By Mia Nurmamat
Copyright scmp
China has pledged to safeguard the legitimate rights of its companies operating in the United States and work to stabilise economic and trade relations, as Beijing and Washington seek progress in ongoing trade negotiations.
Minister of Commerce Wang Wentao convened a round-table meeting in New York on Tuesday with executives from more than a dozen Chinese companies operating in the US, joined by the head of the China General Chamber of Commerce in the US.
Wang warned that the global trade environment and rules were being “severely undermined” by unilateralism and protectionism, urging Chinese companies in the US to “get a handle on the current situation” and “respond proactively”.
He encouraged firms to pursue diversified strategies and compliant operations, urging them to “seek certainty amid uncertainty” while also working together to maintain mutual support.
“We will work to stabilise China-US economic and trade ties and will firmly safeguard the legitimate rights of Chinese companies,” Wang said, according to a ministry statement on Wednesday.
The companies represented sectors including finance, logistics, cross-border e-commerce, petrochemicals, telecoms, rail transit, auto parts, new energy, and pharmaceuticals, the statement said.

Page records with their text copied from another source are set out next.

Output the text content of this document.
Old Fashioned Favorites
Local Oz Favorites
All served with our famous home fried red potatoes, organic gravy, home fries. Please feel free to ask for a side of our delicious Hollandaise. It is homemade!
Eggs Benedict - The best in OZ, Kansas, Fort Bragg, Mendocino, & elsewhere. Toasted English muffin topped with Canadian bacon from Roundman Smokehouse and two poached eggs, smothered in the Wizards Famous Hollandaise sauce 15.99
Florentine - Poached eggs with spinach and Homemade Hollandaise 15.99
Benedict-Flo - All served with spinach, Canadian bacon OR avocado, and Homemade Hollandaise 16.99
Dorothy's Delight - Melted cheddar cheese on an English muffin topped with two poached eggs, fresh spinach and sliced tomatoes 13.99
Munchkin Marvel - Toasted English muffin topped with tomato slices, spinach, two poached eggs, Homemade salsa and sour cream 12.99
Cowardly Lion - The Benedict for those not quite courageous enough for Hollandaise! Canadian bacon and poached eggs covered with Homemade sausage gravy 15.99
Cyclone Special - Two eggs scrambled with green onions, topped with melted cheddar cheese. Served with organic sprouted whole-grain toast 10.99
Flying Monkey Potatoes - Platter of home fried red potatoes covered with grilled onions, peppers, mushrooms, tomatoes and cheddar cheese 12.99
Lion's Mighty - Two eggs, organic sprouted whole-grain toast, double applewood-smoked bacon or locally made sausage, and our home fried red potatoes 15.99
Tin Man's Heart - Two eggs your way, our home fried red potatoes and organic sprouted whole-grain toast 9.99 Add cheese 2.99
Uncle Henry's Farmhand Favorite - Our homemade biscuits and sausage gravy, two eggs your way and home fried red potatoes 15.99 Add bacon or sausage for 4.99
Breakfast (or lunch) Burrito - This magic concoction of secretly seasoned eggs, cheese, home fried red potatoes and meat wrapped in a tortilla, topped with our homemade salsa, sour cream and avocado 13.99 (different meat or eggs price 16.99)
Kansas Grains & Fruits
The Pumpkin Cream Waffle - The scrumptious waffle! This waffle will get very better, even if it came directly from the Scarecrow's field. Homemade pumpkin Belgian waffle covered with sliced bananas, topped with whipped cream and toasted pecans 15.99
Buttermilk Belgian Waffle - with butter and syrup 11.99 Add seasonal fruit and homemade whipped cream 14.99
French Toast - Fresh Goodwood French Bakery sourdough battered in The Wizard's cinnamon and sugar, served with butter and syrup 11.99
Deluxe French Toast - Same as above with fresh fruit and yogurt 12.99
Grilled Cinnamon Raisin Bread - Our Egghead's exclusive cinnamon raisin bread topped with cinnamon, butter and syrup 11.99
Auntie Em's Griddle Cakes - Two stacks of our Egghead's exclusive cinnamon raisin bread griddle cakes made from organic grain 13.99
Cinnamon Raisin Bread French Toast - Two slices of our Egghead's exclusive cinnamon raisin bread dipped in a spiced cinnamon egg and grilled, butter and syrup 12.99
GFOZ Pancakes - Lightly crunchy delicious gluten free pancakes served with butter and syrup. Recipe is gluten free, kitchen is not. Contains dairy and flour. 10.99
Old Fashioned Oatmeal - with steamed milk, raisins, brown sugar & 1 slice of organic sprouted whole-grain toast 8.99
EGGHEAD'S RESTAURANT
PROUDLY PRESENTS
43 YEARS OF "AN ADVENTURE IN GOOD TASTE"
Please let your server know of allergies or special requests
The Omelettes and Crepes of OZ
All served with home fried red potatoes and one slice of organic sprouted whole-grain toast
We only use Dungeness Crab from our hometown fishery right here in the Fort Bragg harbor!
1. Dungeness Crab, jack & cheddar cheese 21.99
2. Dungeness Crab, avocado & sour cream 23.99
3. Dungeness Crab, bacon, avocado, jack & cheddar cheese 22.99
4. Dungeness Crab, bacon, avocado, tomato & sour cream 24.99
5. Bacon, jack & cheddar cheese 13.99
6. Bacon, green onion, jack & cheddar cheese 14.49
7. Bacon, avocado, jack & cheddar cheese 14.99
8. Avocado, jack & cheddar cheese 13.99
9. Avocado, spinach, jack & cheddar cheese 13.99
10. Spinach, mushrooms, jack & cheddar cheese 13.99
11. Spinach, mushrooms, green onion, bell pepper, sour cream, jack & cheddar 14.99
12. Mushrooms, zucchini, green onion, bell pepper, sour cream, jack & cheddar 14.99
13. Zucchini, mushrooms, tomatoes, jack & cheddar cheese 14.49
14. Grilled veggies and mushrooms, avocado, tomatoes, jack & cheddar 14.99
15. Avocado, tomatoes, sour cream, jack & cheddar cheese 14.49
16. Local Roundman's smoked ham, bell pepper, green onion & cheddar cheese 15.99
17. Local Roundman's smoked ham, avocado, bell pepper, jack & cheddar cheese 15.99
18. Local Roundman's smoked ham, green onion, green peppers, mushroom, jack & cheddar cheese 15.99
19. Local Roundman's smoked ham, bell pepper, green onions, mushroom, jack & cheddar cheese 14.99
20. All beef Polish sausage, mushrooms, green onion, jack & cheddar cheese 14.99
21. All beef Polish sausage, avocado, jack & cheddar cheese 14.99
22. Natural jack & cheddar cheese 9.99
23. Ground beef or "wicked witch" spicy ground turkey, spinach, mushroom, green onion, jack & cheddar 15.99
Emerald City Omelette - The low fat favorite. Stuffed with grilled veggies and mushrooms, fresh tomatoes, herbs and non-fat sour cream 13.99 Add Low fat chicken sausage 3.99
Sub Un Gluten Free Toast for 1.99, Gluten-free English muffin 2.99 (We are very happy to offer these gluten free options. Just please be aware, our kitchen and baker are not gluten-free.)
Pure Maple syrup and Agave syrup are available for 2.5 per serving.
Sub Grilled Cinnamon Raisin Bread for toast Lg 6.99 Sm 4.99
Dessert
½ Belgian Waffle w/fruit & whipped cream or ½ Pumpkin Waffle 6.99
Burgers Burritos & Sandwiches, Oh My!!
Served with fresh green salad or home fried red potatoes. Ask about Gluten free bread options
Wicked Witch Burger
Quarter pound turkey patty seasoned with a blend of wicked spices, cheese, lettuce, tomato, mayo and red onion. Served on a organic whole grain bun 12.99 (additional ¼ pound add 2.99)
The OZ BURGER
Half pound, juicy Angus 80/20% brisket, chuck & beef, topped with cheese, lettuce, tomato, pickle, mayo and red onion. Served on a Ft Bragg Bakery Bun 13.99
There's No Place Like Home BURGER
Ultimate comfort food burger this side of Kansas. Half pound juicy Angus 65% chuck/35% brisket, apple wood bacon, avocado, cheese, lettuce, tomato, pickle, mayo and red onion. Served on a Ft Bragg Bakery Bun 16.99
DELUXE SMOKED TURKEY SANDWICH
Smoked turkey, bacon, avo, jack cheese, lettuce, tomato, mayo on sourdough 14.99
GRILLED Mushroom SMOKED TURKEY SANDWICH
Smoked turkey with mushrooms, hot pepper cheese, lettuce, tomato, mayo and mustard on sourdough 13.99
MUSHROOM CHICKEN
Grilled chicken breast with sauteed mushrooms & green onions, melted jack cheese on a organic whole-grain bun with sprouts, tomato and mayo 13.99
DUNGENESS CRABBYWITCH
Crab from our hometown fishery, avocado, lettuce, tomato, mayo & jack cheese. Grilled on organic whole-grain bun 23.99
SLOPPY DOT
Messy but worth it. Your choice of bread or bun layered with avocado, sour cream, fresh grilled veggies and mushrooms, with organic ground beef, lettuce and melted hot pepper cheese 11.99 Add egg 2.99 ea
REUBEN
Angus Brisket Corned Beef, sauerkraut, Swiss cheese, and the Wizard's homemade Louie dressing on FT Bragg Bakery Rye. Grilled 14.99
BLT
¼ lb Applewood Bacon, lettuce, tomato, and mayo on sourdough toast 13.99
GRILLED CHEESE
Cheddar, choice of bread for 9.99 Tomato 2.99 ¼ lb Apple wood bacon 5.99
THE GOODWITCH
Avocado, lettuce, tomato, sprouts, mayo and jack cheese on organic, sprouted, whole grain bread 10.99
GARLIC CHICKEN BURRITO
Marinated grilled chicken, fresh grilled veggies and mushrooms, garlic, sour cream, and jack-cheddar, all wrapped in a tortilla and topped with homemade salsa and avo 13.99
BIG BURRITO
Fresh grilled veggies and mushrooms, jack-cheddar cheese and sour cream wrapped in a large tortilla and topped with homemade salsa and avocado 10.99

The minister also expressed optimism about a favourable environment for mutually beneficial cooperation between enterprises of both countries, and he highlighted that multiple rounds of trade talks between China and the US had yielded a series of agreements that “helped stabilise bilateral economic and trade relations”.
His remarks followed a phone call last week between President Xi Jinping and US President Donald Trump, which analysts have said could help pave the way for a meeting of the presidents at next month’s Asia-Pacific Economic Cooperation summit in South Korea.
In the meantime, Trump is expected to sign a deal on Thursday regarding TikTok’s operations in the US, according to Reuters, as the fate of the Chinese-owned platform remains a flashpoint in their trade tensions.
The minister also urged businesses to “oppose the externalisation of internal involution”. In the context of business, “involution” refers to cutthroat, low-quality price competition fuelled by excess capacity – known in Chinese as neijuan – where companies slash margins to undercut rivals for short-term gains.
Beijing has been seeking to curb such practices.
In July, China’s top leadership called for tighter regulation of “disorderly low-price competition” among businesses, warning that such behaviour undermines innovation, hampers efficiency, and impedes industrial upgrades and product-quality improvements.